Kurds all across the region are unhappy with what Ankara is doing. Hundreds of Kurdish protesters took to the streets of Istanbul, Ankara, and the Iraqi Kurdish capital of Irbil (where they tried to march on the Turkish consulate) to protest Turkey’s attacks on the PKK yesterday. The PKK retaliated for the strikes by hitting a Turkish military convoy in Lice with a car bomb yesterday. The group’s ceasefire with Turkey, which has been in place since 2013, appears to be all but over at this point. Even Masoud Barzani, the leader of the Kurdish Regional Government in Iraq and an ideological opponent of the PKK (they’re lefties and he’s a righty), who has generally had good relations with Turkish President Tayyip Erdoğan (they’re both righties), has denounced Turkey’s airstrikes and called for a return to negotiations between Ankara and the PKK, though Turkish PM Ahmet Davutoğlu told reporters in Turkey that Barzani had called the operation “justified” when he and Davutoğlu talked about it over the phone on Saturday, so somebody isn’t quite telling the truth here.
It should be noted that the PKK handed Ankara a justification for these attacks when it killed those two Turkish police officers late last week over suspicions that they helped ISIS carry out Monday’s bombing in Suruç, but that’s nothing more than a pretense.
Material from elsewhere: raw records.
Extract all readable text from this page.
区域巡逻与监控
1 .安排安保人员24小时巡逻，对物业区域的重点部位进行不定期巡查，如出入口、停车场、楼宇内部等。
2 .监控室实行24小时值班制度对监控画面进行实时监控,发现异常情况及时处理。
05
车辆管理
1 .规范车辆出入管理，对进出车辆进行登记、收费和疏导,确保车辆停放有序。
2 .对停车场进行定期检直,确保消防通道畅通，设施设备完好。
These strikes are about Turkey’s fears of an independent Kurdish zone in northern Syria that could serve as a base of operations for the PKK (which is closely allied with Syria’s also-lefty Kurdish party, PYD). PKK, after all, and let’s be honest here, is still designated a terrorist group by the US, EU, and NATO, among others, and came by those designations honestly in the 1990s. So Turkey’s concerns aren’t totally unfounded. But Ankara has been playing fast and loose with the facts when it comes to the current situation in northern Syria, accusing the Kurds of taking advantage of ISIS’s activities to carve out a state for themselves. But this is absurd spin; the Kurds have been fighting ISIS to defend themselves and their land, and to the extent that they now have autonomous control over the Rojava area in northern Syria, that’s because Syria no longer has a functioning government, not because of some sinister long con by the Kurds. In fact, it’s been pretty clear that Turkey has been exploiting ISIS, casually looking the other way as fighters and supplies intended for ISIS poured over their border, in the hopes that ISIS would defeat the Kurds. Turkey obviously doesn’t want to be portrayed as an ISIS supporter or ally, but if the shoe fits…
Brett McGurk, a Deputy Assistant Secretary of State and the deputy US envoy to the “Global Coalition to Counter ISIL,” tweeted yesterday that while the US acknowledges Turkey’s right to defend itself from PKK attacks, the US also wants both sides to cease and desist so that everybody can get back to focusing on ISIS. There’s some feeling that the US bought expanded coalition access to Turkey’s Incirlik Air Base and some nominal Turkish strikes against ISIS not with that alleged agreement on a safe zone in northern Syria, but with a promise to “look the other way” as the Turks launch a full scale campaign against the PKK (in another tweet, McGurk explicitly denied this connection). There may be something to this, and if that’s the case then the administration made a bad deal with Ankara. The use of Incirlik is important, but the Kurds have been the one force on the ground in both Syria and Iraq that is a) effective against ISIS given supplies and air support and b) unabashedly pro-American. If Turkey triggers a full-on war with the Kurds in Turkey, Syria, and Iraq, it will be yet another catastrophe for the region, and will (among many other things) add massive complications a fight against ISIS that is already has enough problems to overcome.